When $n=1$ both LHS and RHS are equal to 6

Let us assume that the equation is true for $n=l$. Then we need to show the equality at the stage $n=l+1$ $$ \sum_{k=1}^{l+1} k(k+1)(k+2) = \left(\sum_{k=1}^{l} k(k+1)(k+2) \right)+ (l+1)(l+2)(l+3) $$

Now apply the induction hypothesis at the $l^{\text{th}}$ stage to get $$ \sum_{k=1}^{l+1} k(k+1)(k+2) = \dfrac{1}{4}l(l+1)(l+2)(l+3) + (l+1)(l+2)(l+3) = \dfrac{1}{4}(l+1)(l+2)(l+3)(l+4)$$

Thus by induction you are done

Answer 4

Induction is a method to prove something over a countable set. In this case, you want to prove some claim for all natural numbers $n \geq 1$. So how would you approach about proving something for all those numbers?

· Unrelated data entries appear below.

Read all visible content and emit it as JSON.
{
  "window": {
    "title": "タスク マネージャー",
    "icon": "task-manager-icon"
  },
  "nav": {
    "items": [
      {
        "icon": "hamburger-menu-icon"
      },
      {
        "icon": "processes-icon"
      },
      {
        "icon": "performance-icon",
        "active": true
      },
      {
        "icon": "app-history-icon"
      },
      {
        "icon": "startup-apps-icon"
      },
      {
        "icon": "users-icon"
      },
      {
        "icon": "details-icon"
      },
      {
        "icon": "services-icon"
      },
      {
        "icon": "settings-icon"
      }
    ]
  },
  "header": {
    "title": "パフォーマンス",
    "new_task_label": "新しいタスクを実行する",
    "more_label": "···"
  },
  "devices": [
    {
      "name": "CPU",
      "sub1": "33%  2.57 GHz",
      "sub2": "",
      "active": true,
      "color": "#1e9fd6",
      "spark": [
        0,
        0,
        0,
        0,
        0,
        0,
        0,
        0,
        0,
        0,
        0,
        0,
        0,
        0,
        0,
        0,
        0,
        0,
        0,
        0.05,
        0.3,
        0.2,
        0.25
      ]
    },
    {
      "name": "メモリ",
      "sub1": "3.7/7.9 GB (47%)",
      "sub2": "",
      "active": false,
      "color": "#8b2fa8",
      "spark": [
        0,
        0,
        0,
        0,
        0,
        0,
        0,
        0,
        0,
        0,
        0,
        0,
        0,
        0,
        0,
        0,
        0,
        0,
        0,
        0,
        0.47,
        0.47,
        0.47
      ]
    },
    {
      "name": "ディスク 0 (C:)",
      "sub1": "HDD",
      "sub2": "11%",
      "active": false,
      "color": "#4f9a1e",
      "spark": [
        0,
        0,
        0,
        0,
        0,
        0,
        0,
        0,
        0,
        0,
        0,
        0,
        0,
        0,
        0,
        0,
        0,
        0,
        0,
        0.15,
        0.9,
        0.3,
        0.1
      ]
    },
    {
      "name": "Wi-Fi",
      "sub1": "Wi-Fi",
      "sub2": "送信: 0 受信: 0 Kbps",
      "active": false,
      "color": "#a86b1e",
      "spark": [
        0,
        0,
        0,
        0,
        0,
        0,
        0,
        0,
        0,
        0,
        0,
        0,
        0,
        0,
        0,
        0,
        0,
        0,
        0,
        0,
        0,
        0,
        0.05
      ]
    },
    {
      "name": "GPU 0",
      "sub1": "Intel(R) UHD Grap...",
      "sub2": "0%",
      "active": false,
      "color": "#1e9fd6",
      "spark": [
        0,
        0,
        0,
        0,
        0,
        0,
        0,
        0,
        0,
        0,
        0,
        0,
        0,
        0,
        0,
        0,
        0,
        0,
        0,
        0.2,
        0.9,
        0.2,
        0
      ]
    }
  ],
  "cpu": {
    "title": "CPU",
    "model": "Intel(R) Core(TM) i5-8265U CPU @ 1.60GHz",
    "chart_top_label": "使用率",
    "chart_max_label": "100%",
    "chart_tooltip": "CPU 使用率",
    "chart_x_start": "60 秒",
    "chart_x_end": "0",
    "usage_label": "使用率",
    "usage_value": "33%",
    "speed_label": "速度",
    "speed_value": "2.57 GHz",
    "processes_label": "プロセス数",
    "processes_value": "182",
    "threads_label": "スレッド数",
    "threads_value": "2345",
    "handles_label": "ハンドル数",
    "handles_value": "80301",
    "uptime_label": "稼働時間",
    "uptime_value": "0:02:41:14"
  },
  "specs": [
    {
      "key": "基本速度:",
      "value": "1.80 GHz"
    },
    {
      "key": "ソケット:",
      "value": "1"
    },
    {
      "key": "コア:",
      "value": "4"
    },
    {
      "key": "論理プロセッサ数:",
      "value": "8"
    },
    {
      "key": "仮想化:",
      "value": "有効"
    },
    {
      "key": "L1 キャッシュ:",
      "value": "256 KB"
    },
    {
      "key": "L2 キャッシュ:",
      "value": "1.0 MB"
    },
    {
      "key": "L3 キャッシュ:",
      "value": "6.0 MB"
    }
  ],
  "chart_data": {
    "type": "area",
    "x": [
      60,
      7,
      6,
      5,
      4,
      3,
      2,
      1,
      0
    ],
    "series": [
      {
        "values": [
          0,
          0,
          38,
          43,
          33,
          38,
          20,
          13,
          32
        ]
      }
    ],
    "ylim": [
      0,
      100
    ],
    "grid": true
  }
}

Imagine all the different $n$ values satisfying $n \geq 1$ are dominoes. The domino falls if the statement is true for that $n$. How could you show that all the dominos will fall? Well, consider these two statements:

1. The first domino falls
2. Given that some nth domino falls, the (n+1)th domino will fall

Do you see how if you could prove these two statements true, then you have proven that all the dominoes will fall? This is how induction works.

Now for your base case, you need to show that "the first domino falls." If you plug in 1 to both sides, you see that they both equal 6.

For the second step, assume that the claim you are trying to prove holds for some $n \geq 1$. Namely, assume that $\sum_{k=1}^{n} k(k+1)(k+2) = \frac{1}{4}(n)(n+1)(n+2)(n+3)$. Then, we need to use this assumption to show that $\sum_{k=1}^{n+1} k(k+1)(k+2) = \frac{1}{4}(n+1)(n+2)(n+3)(n+4)$.

A trick to simplifying these things is to use the property of summations on the left side. In particular, $\sum_{k=1}^{n+1} k(k+1)(k+2) = \sum_{k=1}^{n} k(k+1)(k+2) + (n+1)(n+2)(n+3)$. By our assumption earlier, this equals $\frac{1}{4}(n)(n+1)(n+2)(n+3) + (n+1)(n+2)(n+3) = (\frac{1}{4}n + 1)(n+1)(n+2)(n+3) = \frac{1}{4}(n+1)(n+2)(n+3)(n+4)$.

By the principle of mathematical induction, we have shown that the statement is true for all $n \geq 1$.